Contrary to the author’s argument, the YA genre especially needs more stories that do this. The three most recent YA series to explode in popularity were all narrated by straight white people: Harry Potter, Twilight, and The Hunger Games (in the case of the last one, it was arguably whitewashed by the movie franchise). There is no shortage of research about the effects that representation has on minorities: a study in 2012 showed that watching television boosted the self esteem of exclusively white boys—the very demographic of characters John Green writes about—at the expense of the self esteem of white girls and African Americans of all genders. Also in 2012, author Kate Hart produced a study that showed that and overwhelming 90% of YA book covers featured a white face, with Latin@, Asian, and Black faces covering less than 4% of books (total), and the rest were racially ambiguous. The constant perpetuation that everyone fictional is white leads to real people of color hurting because people who look like them aren’t presented as sympathetic heroes in their own stories.
Similarly, LGBTQ YA literature has actually seen a decrease in 2013. (That link will also explain to you how most of those books were published by small LGBTQ specific publishers, not the big-name publishers that school libraries draw from or that, subsequently, most students read from.) Still further, there are fewer female heroines and trans* characters remain virtually invisible.
Bringing light to the issues of discrimination that affect minorities is important, but also simple visibility is important, too. The one token minority side character in each of Green’s books (Radar in Paper Towns, Takumi in Looking for Alaska, etc.) isn’t doing enough; the main characters are still average white people and we are expected to sympathize with and learn from these average white people the most out of everybody.

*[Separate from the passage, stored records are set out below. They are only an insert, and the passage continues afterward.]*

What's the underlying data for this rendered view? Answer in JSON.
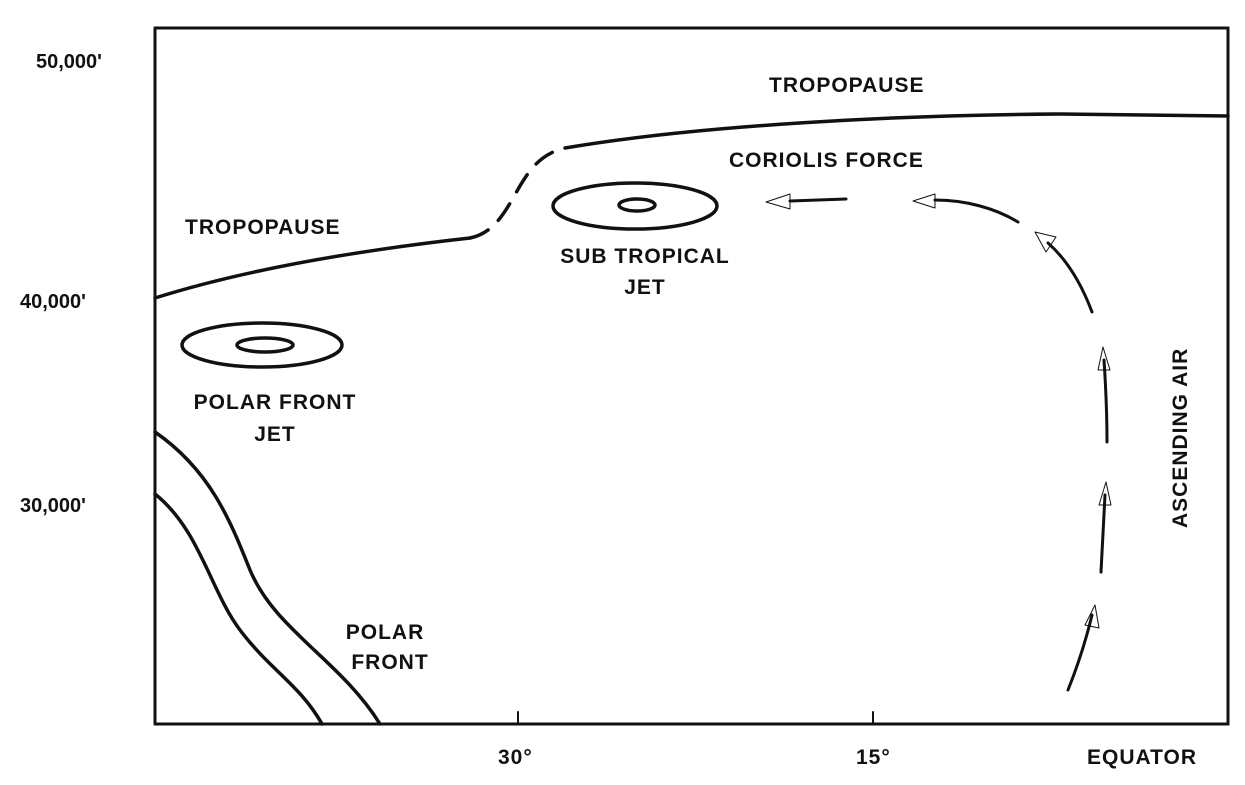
{
  "diagram": {
    "y_axis_labels": [
      "50,000'",
      "40,000'",
      "30,000'"
    ],
    "x_axis_labels": [
      "30°",
      "15°",
      "EQUATOR"
    ],
    "labels": {
      "tropopause_upper": "TROPOPAUSE",
      "tropopause_lower": "TROPOPAUSE",
      "coriolis_force": "CORIOLIS FORCE",
      "subtropical_jet_line1": "SUB TROPICAL",
      "subtropical_jet_line2": "JET",
      "polar_front_jet_line1": "POLAR FRONT",
      "polar_front_jet_line2": "JET",
      "polar_front_line1": "POLAR",
      "polar_front_line2": "FRONT",
      "ascending_air": "ASCENDING AIR"
    }
  }
}
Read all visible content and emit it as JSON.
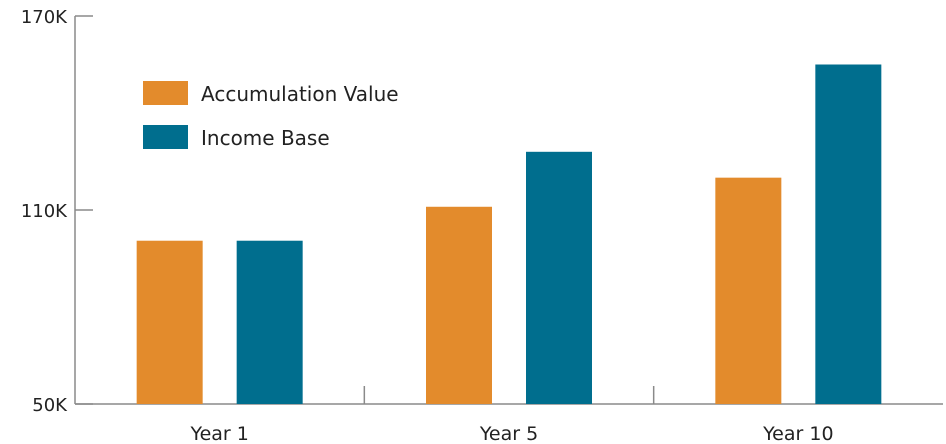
{
  "chart_data": {
    "type": "bar",
    "title": "",
    "xlabel": "",
    "ylabel": "",
    "categories": [
      "Year 1",
      "Year 5",
      "Year 10"
    ],
    "series": [
      {
        "name": "Accumulation Value",
        "color": "#E38B2C",
        "values": [
          100500,
          111000,
          120000
        ]
      },
      {
        "name": "Income Base",
        "color": "#006E8E",
        "values": [
          100500,
          128000,
          155000
        ]
      }
    ],
    "ylim": [
      50000,
      170000
    ],
    "yticks": [
      {
        "value": 50000,
        "label": "50K"
      },
      {
        "value": 110000,
        "label": "110K"
      },
      {
        "value": 170000,
        "label": "170K"
      }
    ],
    "legend_position": "top-left",
    "grid": false
  }
}
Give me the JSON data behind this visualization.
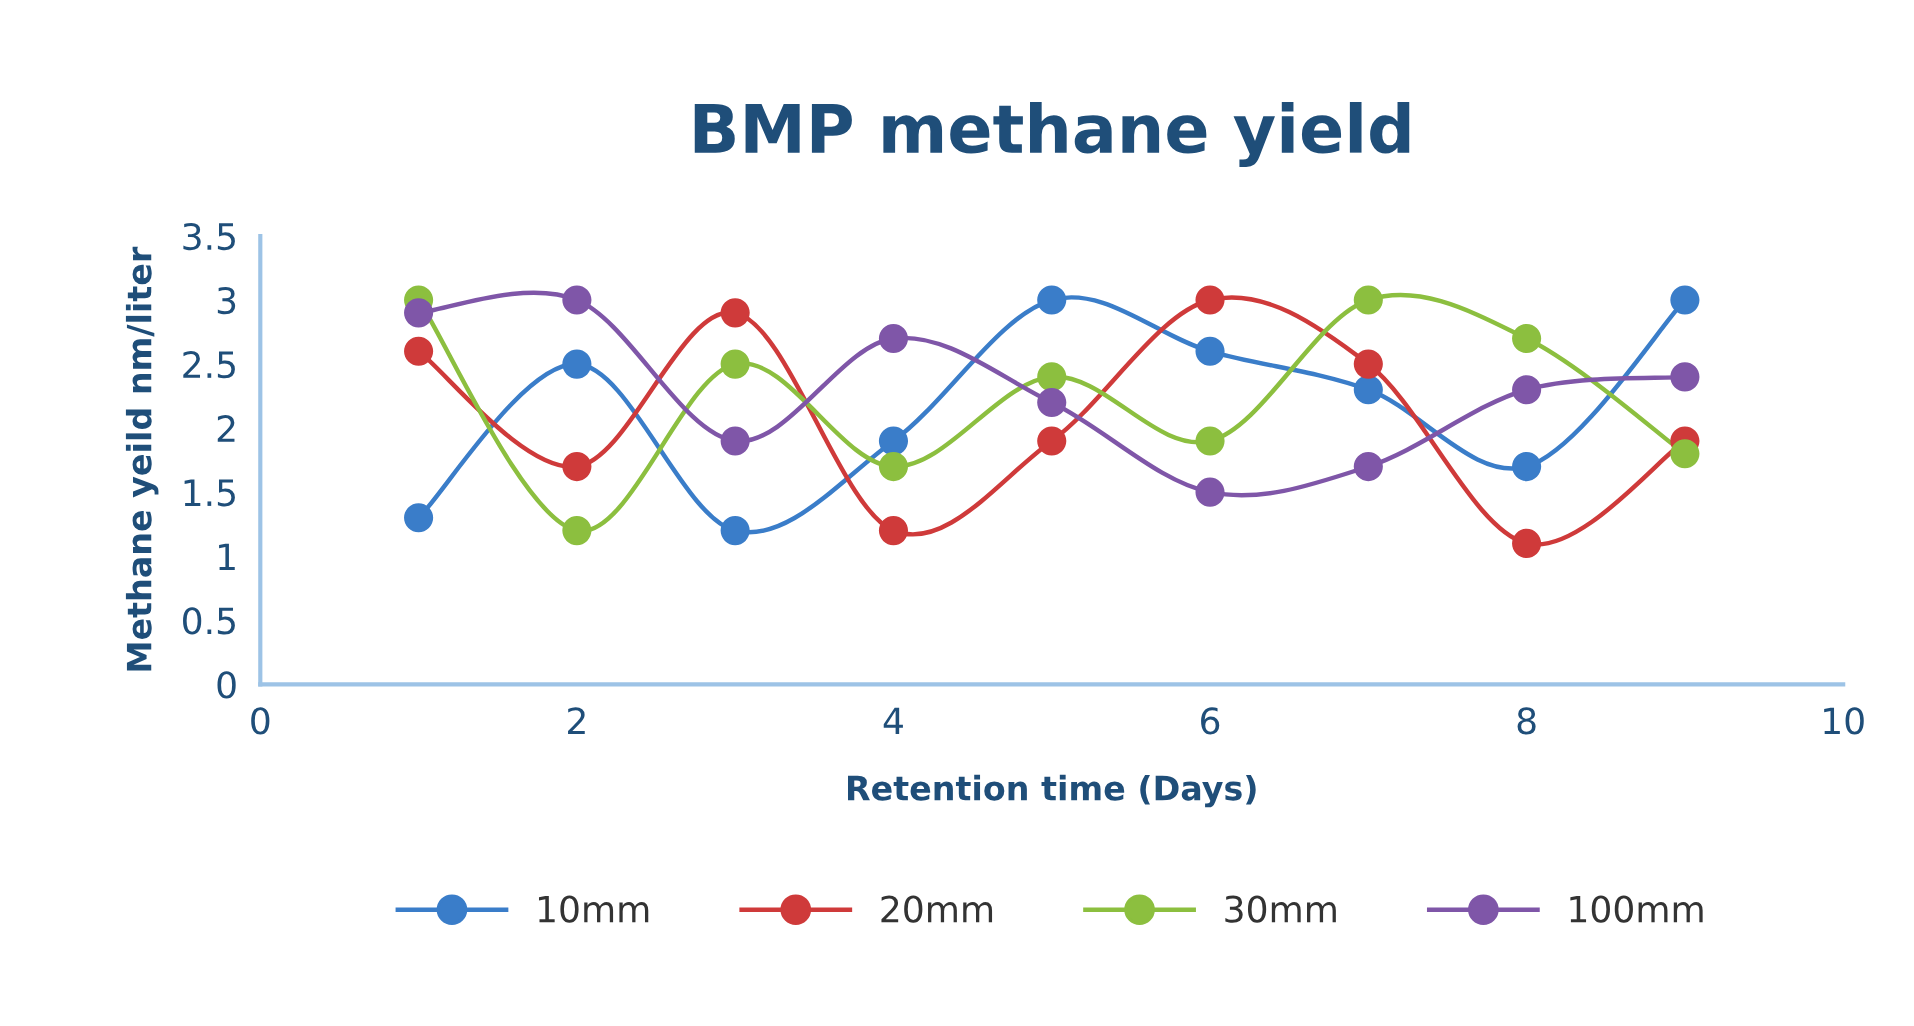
{
  "chart_data": {
    "type": "line",
    "title": "BMP methane yield",
    "xlabel": "Retention time (Days)",
    "ylabel": "Methane yeild nm/liter",
    "x": [
      1,
      2,
      3,
      4,
      5,
      6,
      7,
      8,
      9
    ],
    "series": [
      {
        "name": "10mm",
        "color": "#3a7dc9",
        "values": [
          1.3,
          2.5,
          1.2,
          1.9,
          3.0,
          2.6,
          2.3,
          1.7,
          3.0
        ]
      },
      {
        "name": "20mm",
        "color": "#cf3a3a",
        "values": [
          2.6,
          1.7,
          2.9,
          1.2,
          1.9,
          3.0,
          2.5,
          1.1,
          1.9
        ]
      },
      {
        "name": "30mm",
        "color": "#8cbf3f",
        "values": [
          3.0,
          1.2,
          2.5,
          1.7,
          2.4,
          1.9,
          3.0,
          2.7,
          1.8
        ]
      },
      {
        "name": "100mm",
        "color": "#7f56a8",
        "values": [
          2.9,
          3.0,
          1.9,
          2.7,
          2.2,
          1.5,
          1.7,
          2.3,
          2.4
        ]
      }
    ],
    "xlim": [
      0,
      10
    ],
    "xticks": [
      0,
      2,
      4,
      6,
      8,
      10
    ],
    "ylim": [
      0,
      3.5
    ],
    "yticks": [
      0,
      0.5,
      1,
      1.5,
      2,
      2.5,
      3,
      3.5
    ],
    "grid": false,
    "legend": "bottom",
    "marker": "circle",
    "line_style": "solid"
  }
}
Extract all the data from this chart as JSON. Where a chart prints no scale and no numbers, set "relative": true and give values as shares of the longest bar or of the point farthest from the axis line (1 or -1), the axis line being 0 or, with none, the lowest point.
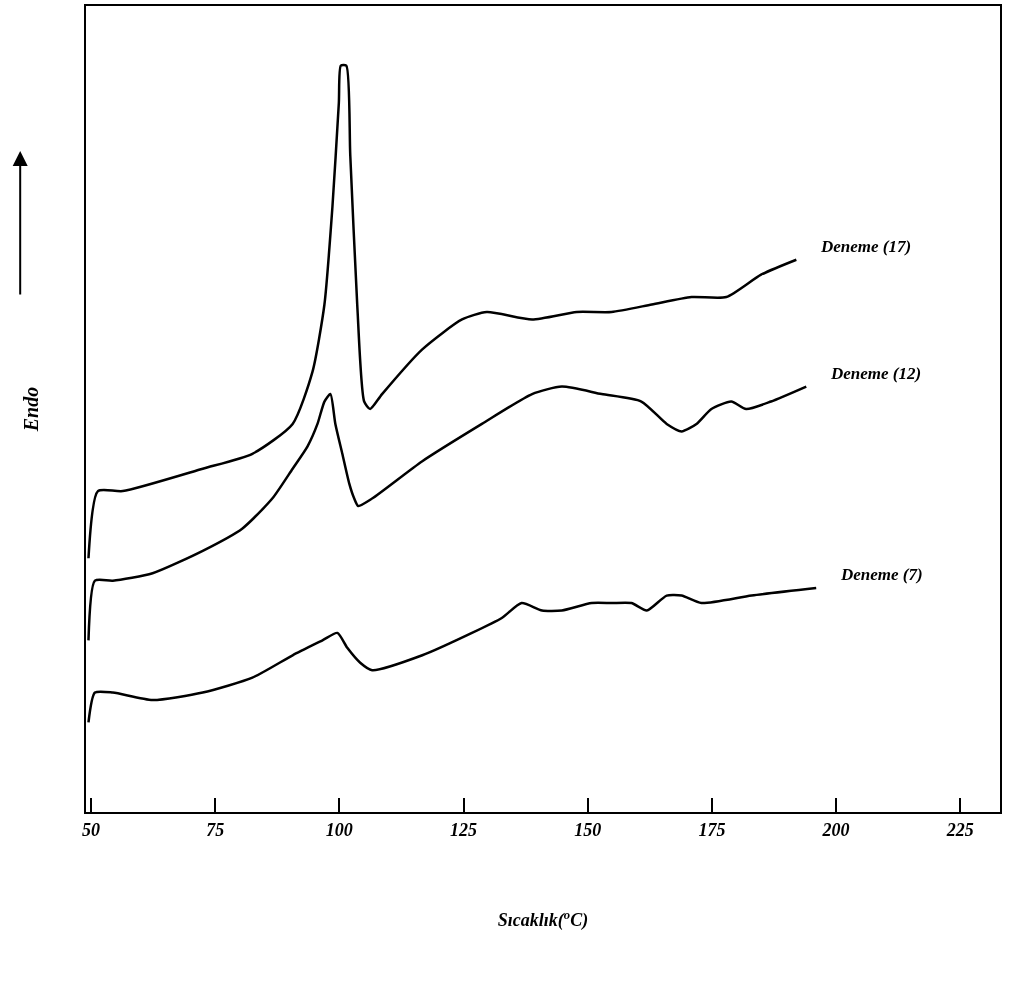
{
  "chart_data": {
    "type": "line",
    "relative": true,
    "xlabel": "Sıcaklık($^{o}$C)",
    "ylabel": "Endo",
    "xlim": [
      49,
      233
    ],
    "xticks": [
      50,
      75,
      100,
      125,
      150,
      175,
      200,
      225
    ],
    "tick_labels": "x",
    "legend": false,
    "marker": "none",
    "line_style": "solid",
    "series": [
      {
        "name": "Deneme (17)",
        "color": "#000000",
        "x": [
          49.5,
          51.4,
          56.4,
          72.5,
          82.5,
          90.6,
          94.6,
          97.0,
          98.6,
          99.9,
          100.3,
          101.4,
          102.2,
          103.6,
          105.0,
          106.2,
          108.6,
          116.7,
          124.7,
          129.7,
          138.8,
          147.8,
          154.8,
          162.9,
          170.9,
          177.9,
          184.9,
          192.0
        ],
        "values": [
          0.34,
          0.43,
          0.43,
          0.46,
          0.48,
          0.52,
          0.59,
          0.68,
          0.81,
          0.95,
          1.0,
          1.0,
          0.88,
          0.68,
          0.55,
          0.54,
          0.56,
          0.62,
          0.66,
          0.67,
          0.66,
          0.67,
          0.67,
          0.68,
          0.69,
          0.69,
          0.72,
          0.74
        ]
      },
      {
        "name": "Deneme (12)",
        "color": "#000000",
        "x": [
          49.5,
          50.8,
          54.4,
          62.4,
          72.5,
          80.5,
          86.5,
          90.6,
          93.6,
          95.6,
          97.0,
          98.2,
          99.2,
          100.6,
          102.0,
          103.0,
          103.8,
          106.6,
          116.7,
          128.7,
          138.8,
          144.8,
          152.8,
          160.8,
          165.9,
          168.9,
          171.9,
          174.9,
          178.9,
          181.9,
          186.9,
          194.0
        ],
        "values": [
          0.23,
          0.31,
          0.31,
          0.32,
          0.35,
          0.38,
          0.42,
          0.46,
          0.49,
          0.52,
          0.55,
          0.56,
          0.52,
          0.48,
          0.44,
          0.42,
          0.41,
          0.42,
          0.47,
          0.52,
          0.56,
          0.57,
          0.56,
          0.55,
          0.52,
          0.51,
          0.52,
          0.54,
          0.55,
          0.54,
          0.55,
          0.57
        ]
      },
      {
        "name": "Deneme (7)",
        "color": "#000000",
        "x": [
          49.5,
          50.8,
          54.4,
          62.4,
          72.5,
          82.5,
          90.6,
          96.6,
          99.6,
          101.6,
          104.2,
          106.6,
          116.7,
          126.7,
          132.7,
          136.7,
          140.8,
          144.8,
          150.8,
          154.8,
          158.8,
          161.9,
          165.9,
          168.9,
          172.9,
          183.0,
          196.0
        ],
        "values": [
          0.12,
          0.16,
          0.16,
          0.15,
          0.16,
          0.18,
          0.21,
          0.23,
          0.24,
          0.22,
          0.2,
          0.19,
          0.21,
          0.24,
          0.26,
          0.28,
          0.27,
          0.27,
          0.28,
          0.28,
          0.28,
          0.27,
          0.29,
          0.29,
          0.28,
          0.29,
          0.3
        ]
      }
    ]
  }
}
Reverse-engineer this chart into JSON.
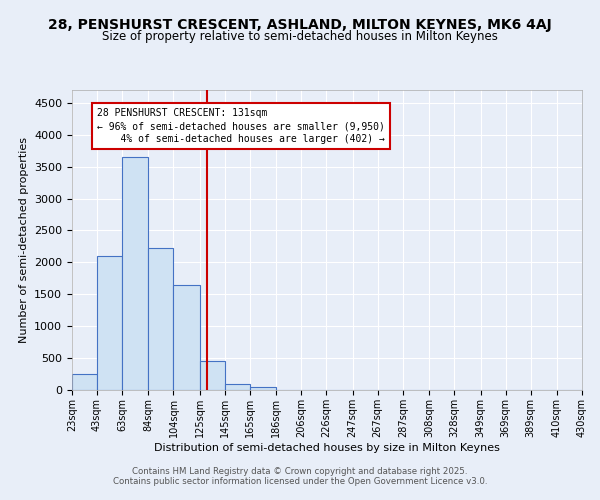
{
  "title_line1": "28, PENSHURST CRESCENT, ASHLAND, MILTON KEYNES, MK6 4AJ",
  "title_line2": "Size of property relative to semi-detached houses in Milton Keynes",
  "xlabel": "Distribution of semi-detached houses by size in Milton Keynes",
  "ylabel": "Number of semi-detached properties",
  "footnote1": "Contains HM Land Registry data © Crown copyright and database right 2025.",
  "footnote2": "Contains public sector information licensed under the Open Government Licence v3.0.",
  "bin_edges": [
    23,
    43,
    63,
    84,
    104,
    125,
    145,
    165,
    186,
    206,
    226,
    247,
    267,
    287,
    308,
    328,
    349,
    369,
    389,
    410,
    430
  ],
  "bin_labels": [
    "23sqm",
    "43sqm",
    "63sqm",
    "84sqm",
    "104sqm",
    "125sqm",
    "145sqm",
    "165sqm",
    "186sqm",
    "206sqm",
    "226sqm",
    "247sqm",
    "267sqm",
    "287sqm",
    "308sqm",
    "328sqm",
    "349sqm",
    "369sqm",
    "389sqm",
    "410sqm",
    "430sqm"
  ],
  "counts": [
    250,
    2100,
    3650,
    2230,
    1640,
    450,
    100,
    45,
    0,
    0,
    0,
    0,
    0,
    0,
    0,
    0,
    0,
    0,
    0,
    0
  ],
  "bar_facecolor": "#cfe2f3",
  "bar_edgecolor": "#4472c4",
  "background_color": "#e8eef8",
  "plot_bg_color": "#e8eef8",
  "grid_color": "#ffffff",
  "vline_x": 131,
  "vline_color": "#cc0000",
  "annotation_line1": "28 PENSHURST CRESCENT: 131sqm",
  "annotation_line2": "← 96% of semi-detached houses are smaller (9,950)",
  "annotation_line3": "    4% of semi-detached houses are larger (402) →",
  "annotation_box_edgecolor": "#cc0000",
  "annotation_box_facecolor": "#ffffff",
  "ylim": [
    0,
    4700
  ],
  "yticks": [
    0,
    500,
    1000,
    1500,
    2000,
    2500,
    3000,
    3500,
    4000,
    4500
  ]
}
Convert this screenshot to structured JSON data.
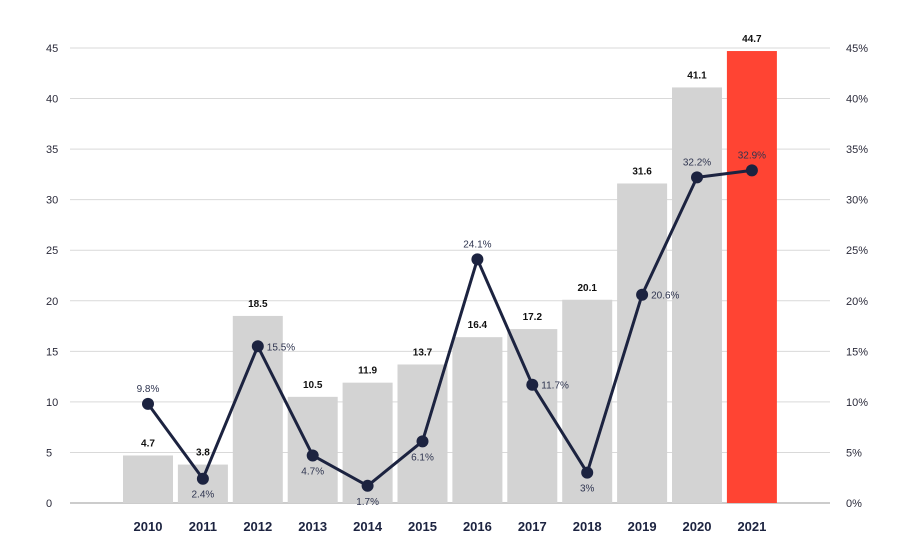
{
  "chart_data": {
    "type": "bar",
    "title": "",
    "xlabel": "",
    "ylabel": "",
    "categories": [
      "2010",
      "2011",
      "2012",
      "2013",
      "2014",
      "2015",
      "2016",
      "2017",
      "2018",
      "2019",
      "2020",
      "2021"
    ],
    "series": [
      {
        "type": "bar",
        "values": [
          4.7,
          3.8,
          18.5,
          10.5,
          11.9,
          13.7,
          16.4,
          17.2,
          20.1,
          31.6,
          41.1,
          44.7
        ],
        "labels": [
          "4.7",
          "3.8",
          "18.5",
          "10.5",
          "11.9",
          "13.7",
          "16.4",
          "17.2",
          "20.1",
          "31.6",
          "41.1",
          "44.7"
        ],
        "color": "#d3d3d3",
        "highlight_index": 11,
        "highlight_color": "#ff4433"
      },
      {
        "type": "line",
        "axis": "right",
        "values": [
          9.8,
          2.4,
          15.5,
          4.7,
          1.7,
          6.1,
          24.1,
          11.7,
          3.0,
          20.6,
          32.2,
          32.9
        ],
        "labels": [
          "9.8%",
          "2.4%",
          "15.5%",
          "4.7%",
          "1.7%",
          "6.1%",
          "24.1%",
          "11.7%",
          "3%",
          "20.6%",
          "32.2%",
          "32.9%"
        ],
        "color": "#1c2340"
      }
    ],
    "y_left": {
      "min": 0,
      "max": 45,
      "ticks": [
        "0",
        "5",
        "10",
        "15",
        "20",
        "25",
        "30",
        "35",
        "40",
        "45"
      ]
    },
    "y_right": {
      "min": 0,
      "max": 45,
      "ticks": [
        "0%",
        "5%",
        "10%",
        "15%",
        "20%",
        "25%",
        "30%",
        "35%",
        "40%",
        "45%"
      ]
    },
    "grid": true,
    "legend": "none",
    "colors": {
      "grid": "#d9d9d9",
      "axis": "#9a9a9a"
    }
  }
}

The author asking us to “imagine Green complexly” sounds like she’s asking us to excuse the fact that he’s not expanding his writing because we as readers just haven’t seen him as a real human being with thoughts and feelings and are instead getting bogged up in the social justice details. Newsflash: we’re not only looking at him as a crappy white dude (oh no, reverse racism!), we’re looking at him through the eyes of fans and readers, of social justice advocates and feminists. Everyone wants to be imagined complexly, but being imagined complexly also requires us to understand that a person has both the good and the problematic. Readers shouldn’t have to forgive an author for refusing to have enough imagination or do enough research to make a character something other than heterosexual and white. This author in particular has already written books about being a cancer patient, which he hasn’t experienced first hand, either.
People who critique Green don’t do so out of malice. They do so out of concern, because he does have a position over a lot of impressionable teens that needs to be treated carefully. People who critique Green also know that they’re not asking too much of him, since most of us are avid fans anyways. John Green wasn’t born a woman, yet he’s already proved to us he can write a female character without trying to talk excessively about sexism; I think he can handle the next level of complexity his readers are asking for.